= Frisian League =

Dutch conservative Reformed political party

The League of Electoral Associations on a Christian Historical Foundation in the province of Friesland (Bond van Kiesvereenigingen op Christelijk-Historischen grondslag in de provincie Friesland), informally called the Frisian League (Friesche Bond) was a conservative Reformed political party in the Netherlands.

==Party history==
The Frisian League was founded on 24 March 1898 by the reformed minister Philippus Jacobus Hoedemaker. It was founded as one of several parties in the 1890s that revolved around the leadership and ideology of Abraham Kuyper, the leader of the Protestant Anti-Revolutionary Party. Kuyper had initiated a new political course for Protestantism in the Netherlands, which included cooperation with the Catholics, in the Coalition, strategical support for extension of suffrage, a rejection of theocracy in favour of a specific conception of state neutrality, sphere sovereignty and a strong party organization and party discipline. The party also rejected the split of the Reformed Churches in the Netherlands from the Dutch Reformed Church.

The party won one seat (Harlingen) in the 1901 general election, which was taken by the minister Jan Schokking. It held its one seat in the 1905 general election. In 1908, the party merged with the Christian Historical Party to found the Christian Historical Union.

==Name==
The rather complicated name of the party "League of electoral associations on Christian Historical foundation in the province of Friesland" was chosen to convey several meanings: the party was not a centralized party with party discipline, instead it was a league of local electoral associations; the term "Christian Historical" was used before 1898 to denote supporters of the main Protestant party, the Anti-Revolutionary Party, emphasizing the Protestant nature of the history of the Netherlands; and finally the only representatives of the party came from Friesland, although it also had branches in South Holland.

==Ideology and issues==
The Frisian League was a conservative Protestant party. It saw government as a God-given institution, which should act according to biblical norms. Society should furthermore follow its historical course. Power should not be based on the opinion of the majority but on authority. The most important issue for the party was the increasing separation of church and state and the acceptance of Catholicism. The party advocated a Protestant theocracy and was strongly anti-papist. Furthermore, the party opposed universal suffrage.

==Representation==
This table shows the Frisian League's results elections to the House of Representatives and Senate, as well as the party's parliamentary leader.
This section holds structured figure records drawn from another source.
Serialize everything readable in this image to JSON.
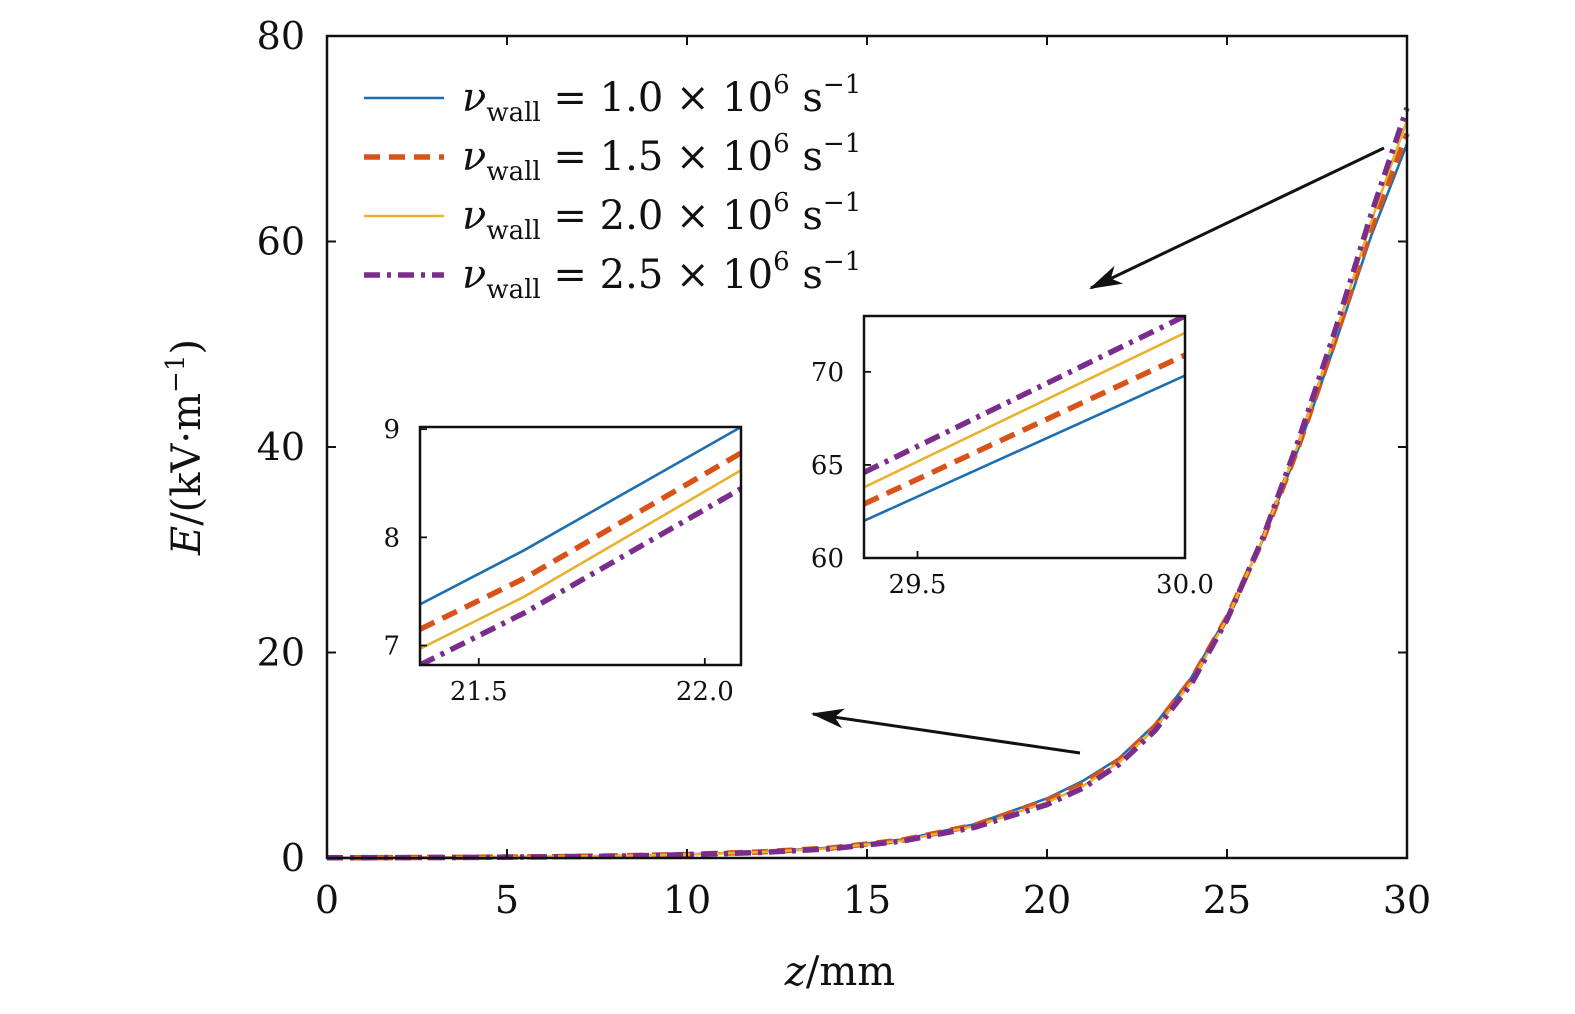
{
  "chart_data": {
    "type": "line",
    "title": "",
    "xlabel": {
      "var": "z",
      "unit": "/mm"
    },
    "ylabel": {
      "var": "E",
      "unit": "/(kV·m",
      "unit_sup": "−1",
      "unit_close": ")"
    },
    "xlim": [
      0,
      30
    ],
    "ylim": [
      0,
      80
    ],
    "xticks": [
      "0",
      "5",
      "10",
      "15",
      "20",
      "25",
      "30"
    ],
    "yticks": [
      "0",
      "20",
      "40",
      "60",
      "80"
    ],
    "legend_position": "top-left",
    "x": [
      0,
      2,
      4,
      6,
      8,
      10,
      12,
      14,
      16,
      18,
      20,
      21,
      22,
      23,
      24,
      25,
      26,
      27,
      28,
      29,
      30
    ],
    "series": [
      {
        "name": "ν_wall = 1.0×10^6 s^-1",
        "legend": {
          "sym": "ν",
          "sub": "wall",
          "mid": " = 1.0 × 10",
          "exp": "6",
          "unit": " s",
          "unit_sup": "−1"
        },
        "color": "#1f6fb0",
        "style": "solid",
        "values": [
          0.02,
          0.04,
          0.07,
          0.12,
          0.2,
          0.35,
          0.6,
          1.0,
          1.8,
          3.3,
          5.8,
          7.5,
          9.7,
          13.0,
          17.5,
          23.5,
          31.0,
          40.0,
          50.0,
          60.5,
          69.5
        ]
      },
      {
        "name": "ν_wall = 1.5×10^6 s^-1",
        "legend": {
          "sym": "ν",
          "sub": "wall",
          "mid": " = 1.5 × 10",
          "exp": "6",
          "unit": " s",
          "unit_sup": "−1"
        },
        "color": "#d95319",
        "style": "dashed",
        "values": [
          0.02,
          0.04,
          0.07,
          0.12,
          0.2,
          0.34,
          0.58,
          0.97,
          1.75,
          3.2,
          5.6,
          7.2,
          9.5,
          12.8,
          17.3,
          23.4,
          31.0,
          40.2,
          50.4,
          61.2,
          70.5
        ]
      },
      {
        "name": "ν_wall = 2.0×10^6 s^-1",
        "legend": {
          "sym": "ν",
          "sub": "wall",
          "mid": " = 2.0 × 10",
          "exp": "6",
          "unit": " s",
          "unit_sup": "−1"
        },
        "color": "#e8b22c",
        "style": "solid",
        "values": [
          0.02,
          0.04,
          0.07,
          0.11,
          0.19,
          0.33,
          0.56,
          0.94,
          1.7,
          3.1,
          5.4,
          7.0,
          9.3,
          12.6,
          17.1,
          23.3,
          31.1,
          40.5,
          50.8,
          61.9,
          71.8
        ]
      },
      {
        "name": "ν_wall = 2.5×10^6 s^-1",
        "legend": {
          "sym": "ν",
          "sub": "wall",
          "mid": " = 2.5 × 10",
          "exp": "6",
          "unit": " s",
          "unit_sup": "−1"
        },
        "color": "#7b2d8e",
        "style": "dashdot",
        "values": [
          0.02,
          0.04,
          0.06,
          0.11,
          0.18,
          0.32,
          0.54,
          0.9,
          1.65,
          3.0,
          5.2,
          6.8,
          9.1,
          12.4,
          16.9,
          23.2,
          31.2,
          40.8,
          51.3,
          62.6,
          73.0
        ]
      }
    ],
    "insets": [
      {
        "name": "inset-low",
        "xlim": [
          21.37,
          22.08
        ],
        "ylim": [
          6.82,
          9.02
        ],
        "xticks": [
          21.5,
          22.0
        ],
        "xtick_labels": [
          "21.5",
          "22.0"
        ],
        "yticks": [
          7,
          8,
          9
        ],
        "ytick_labels": [
          "7",
          "8",
          "9"
        ],
        "x": [
          21.37,
          21.6,
          22.08
        ],
        "series": [
          [
            7.38,
            7.88,
            9.02
          ],
          [
            7.15,
            7.62,
            8.78
          ],
          [
            6.97,
            7.45,
            8.62
          ],
          [
            6.82,
            7.3,
            8.45
          ]
        ]
      },
      {
        "name": "inset-high",
        "xlim": [
          29.4,
          30.0
        ],
        "ylim": [
          60,
          73
        ],
        "xticks": [
          29.5,
          30.0
        ],
        "xtick_labels": [
          "29.5",
          "30.0"
        ],
        "yticks": [
          60,
          65,
          70
        ],
        "ytick_labels": [
          "60",
          "65",
          "70"
        ],
        "x": [
          29.4,
          30.0
        ],
        "series": [
          [
            62.0,
            69.8
          ],
          [
            62.9,
            70.9
          ],
          [
            63.8,
            72.1
          ],
          [
            64.6,
            73.0
          ]
        ]
      }
    ]
  }
}
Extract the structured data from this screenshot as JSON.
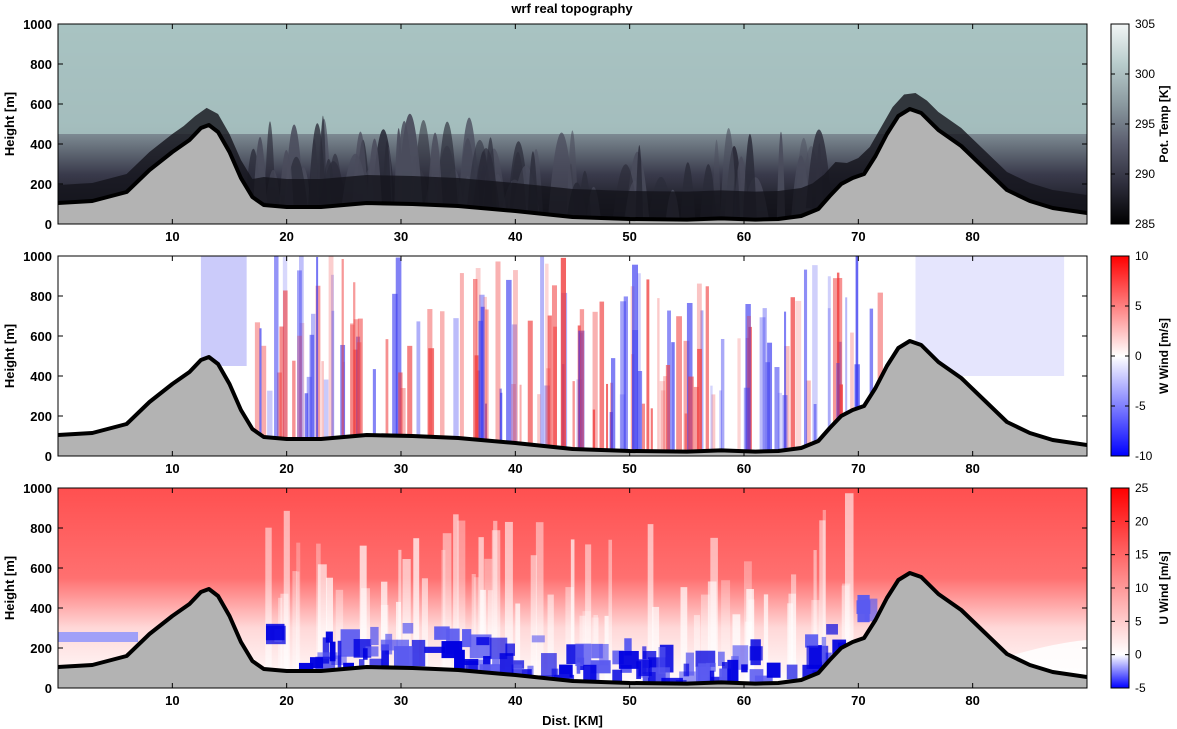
{
  "title": "wrf real topography",
  "chart_data": [
    {
      "type": "heatmap",
      "panel": "potential-temperature",
      "ylabel": "Height [m]",
      "xlabel": "",
      "xlim": [
        0,
        90
      ],
      "ylim": [
        0,
        1000
      ],
      "xticks": [
        10,
        20,
        30,
        40,
        50,
        60,
        70,
        80
      ],
      "yticks": [
        0,
        200,
        400,
        600,
        800,
        1000
      ],
      "colorbar": {
        "label": "Pot. Temp [K]",
        "min": 285,
        "max": 305,
        "ticks": [
          285,
          290,
          295,
          300,
          305
        ],
        "stops": [
          "#000000",
          "#2e2e3c",
          "#5a5d6e",
          "#8b9aa0",
          "#b8cccc",
          "#f2f6f6"
        ]
      }
    },
    {
      "type": "heatmap",
      "panel": "vertical-wind",
      "ylabel": "Height [m]",
      "xlabel": "",
      "xlim": [
        0,
        90
      ],
      "ylim": [
        0,
        1000
      ],
      "xticks": [
        10,
        20,
        30,
        40,
        50,
        60,
        70,
        80
      ],
      "yticks": [
        0,
        200,
        400,
        600,
        800,
        1000
      ],
      "colorbar": {
        "label": "W Wind [m/s]",
        "min": -10,
        "max": 10,
        "ticks": [
          -10,
          -5,
          0,
          5,
          10
        ],
        "stops": [
          "#0000ff",
          "#ffffff",
          "#ff0000"
        ]
      }
    },
    {
      "type": "heatmap",
      "panel": "horizontal-wind",
      "ylabel": "Height [m]",
      "xlabel": "Dist. [KM]",
      "xlim": [
        0,
        90
      ],
      "ylim": [
        0,
        1000
      ],
      "xticks": [
        10,
        20,
        30,
        40,
        50,
        60,
        70,
        80
      ],
      "yticks": [
        0,
        200,
        400,
        600,
        800,
        1000
      ],
      "colorbar": {
        "label": "U Wind [m/s]",
        "min": -5,
        "max": 25,
        "ticks": [
          -5,
          0,
          5,
          10,
          15,
          20,
          25
        ],
        "stops": [
          "#0000ff",
          "#ffffff",
          "#ff0000"
        ]
      }
    }
  ],
  "terrain": {
    "x": [
      0,
      3,
      6,
      8,
      10,
      11.5,
      12.5,
      13.2,
      14,
      15,
      16,
      17,
      18,
      20,
      23,
      27,
      31,
      35,
      40,
      45,
      50,
      55,
      58,
      61,
      63,
      65,
      66.5,
      67.5,
      68.5,
      69.5,
      70.5,
      71.5,
      72.5,
      73.5,
      74.5,
      75.5,
      77,
      79,
      81,
      83,
      85,
      87,
      90
    ],
    "y": [
      105,
      115,
      160,
      270,
      360,
      420,
      480,
      495,
      460,
      360,
      230,
      135,
      95,
      85,
      85,
      105,
      100,
      90,
      65,
      35,
      25,
      22,
      28,
      22,
      25,
      40,
      75,
      140,
      200,
      230,
      250,
      340,
      450,
      540,
      575,
      555,
      470,
      390,
      280,
      170,
      115,
      80,
      55
    ]
  }
}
| Year | HoR | S | Parliamentary leader | Cabinet |
|---|---|---|---|---|
| 1901 | 1 | 0 | Jan Schokking | supports the Kuyper cabinet |
| 1902 | 1 | 0 | Jan Schokking | supports the Kuyper cabinet |
| 1903 | 1 | 0 | Jan Schokking | supports the Kuyper cabinet |
| 1904 | 1 | 0 | Jan Schokking | supports the Kuyper cabinet |
| 1905 | 1 | 0 | Jan Schokking | opposition |
| 1906 | 1 | 0 | Jan Schokking | opposition |
| 1907 | 1 | 0 | Jan Schokking | opposition |

==Electorate==
The electorate of the Frisian League mainly consisted of adherents of the Dutch Reformed Church from the upper class. Its support was heavily regionalized in Friesland.